The first track is for one-year studies to identify technology gaps associated with ISRU, and to further define the benefits of including it in space mission architectures. The organizations selected for Track 1 are:
– Blue Origin, Kent, Washington
– United Launch Alliance, Centennial, Colorado
– University of Illinois, Urbana, Illinois
– UTC Aerospace Systems, Windsor Locks, Connecticut
The second and third tracks address technology development and demonstration for as long as three and a half years. Component-level development and testing in simulated space environments is the focus for Track 2 selections, which are:
– BlazeTech Corporation, Woburn, Massachusetts
– Paragon Space Development Corporation, Tucson, Arizona
– Skyhaven Systems, Steamboat Springs, Colorado
– Teledyne Energy Systems, Hunt Valley, Maryland
The third track include extensive subsystem development and testing in simulated space environments Selections for this track are:
– Honeybee Robotics Spacecraft Mechanisms Corporation, Pasadena, California
– OxEon Energy LLC, Clearfield, Utah
Sounds like a shot-gun approach to get ideas and concepts similar to a white-paper request. Ultimately if human space goals do not change and coalesce towards the common goal of permanent and sustainable human settlement rather than “exploration” or “scientific study” then the rate of advancement will remain glacially slow and continue to suffer multi-year setbacks if not worse.
In other words you give everyone a shot and sees who delivers for the serious funding, a good market based approach. And this would actually allow the goal to be accomplished.
Not when the goal itself is very poorly defined and the support is only fleeting.
I guess the first two teams have me scratching my head.
They aren’t bad choices if you look at what they’ve been funded to do. It says, “…further define the benefits of including [ISRU]…” That’s not designing the hardware itself, it’s working out how you’d use the hardware and what you’d want it to do. That’s good input for a requirements document for some later contract to actually build hardware. And Blue Origins and ULA aren’t unreasonable choices to see work out how ISRU would be used.
I keep wondering how many of these companies have geologists on staff? Geologists who understand the difference between remote sensing and ground truth and the difficulties of making this distinction on any other body besides Earth.
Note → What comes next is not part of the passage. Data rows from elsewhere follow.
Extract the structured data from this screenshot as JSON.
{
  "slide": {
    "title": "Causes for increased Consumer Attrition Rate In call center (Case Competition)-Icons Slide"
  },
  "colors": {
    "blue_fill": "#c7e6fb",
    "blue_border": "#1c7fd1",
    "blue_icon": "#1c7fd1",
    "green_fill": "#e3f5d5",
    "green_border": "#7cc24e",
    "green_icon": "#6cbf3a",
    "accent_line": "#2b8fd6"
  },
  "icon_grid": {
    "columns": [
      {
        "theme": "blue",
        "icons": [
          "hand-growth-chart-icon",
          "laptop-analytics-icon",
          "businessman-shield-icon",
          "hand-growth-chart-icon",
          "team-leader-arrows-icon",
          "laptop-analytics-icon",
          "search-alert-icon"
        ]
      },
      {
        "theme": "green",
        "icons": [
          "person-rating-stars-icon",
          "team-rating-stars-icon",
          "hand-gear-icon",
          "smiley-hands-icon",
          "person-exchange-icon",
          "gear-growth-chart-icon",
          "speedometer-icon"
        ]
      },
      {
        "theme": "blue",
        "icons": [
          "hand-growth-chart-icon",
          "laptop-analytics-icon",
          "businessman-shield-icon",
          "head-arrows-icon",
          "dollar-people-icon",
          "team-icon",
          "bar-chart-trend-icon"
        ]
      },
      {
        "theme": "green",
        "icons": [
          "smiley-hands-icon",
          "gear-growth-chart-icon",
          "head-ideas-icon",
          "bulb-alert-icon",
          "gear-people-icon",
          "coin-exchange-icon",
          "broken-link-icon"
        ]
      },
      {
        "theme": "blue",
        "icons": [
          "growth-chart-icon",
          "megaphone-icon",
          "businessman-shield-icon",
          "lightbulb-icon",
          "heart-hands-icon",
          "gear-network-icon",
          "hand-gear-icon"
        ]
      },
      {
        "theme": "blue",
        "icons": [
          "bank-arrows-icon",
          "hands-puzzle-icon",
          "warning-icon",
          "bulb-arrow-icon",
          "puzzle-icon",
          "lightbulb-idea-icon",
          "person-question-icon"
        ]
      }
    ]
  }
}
Or someone who’s actually used a shovel? Based on quite a bit of field work involving seismic sounding, my father used to joke that PhD stood for “Post hole Digger.” Some of the plans for automated drilling (e.g. InSight or the Europa Lander concept) make me cringe. This is not the sort of work you can trivially or easily automate. So, yes, they really ought to have people with real, practical experience involved. But, no, I suspect they don’t.
Honeybee Robotics has been doing do good work for mars sensors and also for the mining industry.
https://www.honeybeerobotic…
OxEon has been doing solid oixide fuel cell development for .. forever ..
https://oxeonenergy.com/
Robotics, sensors and power.
The problem I note with Honeybee, and maybe others, is they seem to over sell what they have been doing regarding planetary stuff (i.e. “For 27 years, Honeybee Robotics has been advancing planetary exploration technology…”), and I don’t find a provable record of this work on their site. And I am not wholly impressed by the citations they do provide as their sales pitch – not that the work was not good or interesting; The latest one being 4 years ago and only going back to 2012. This opens more questions than answers for me.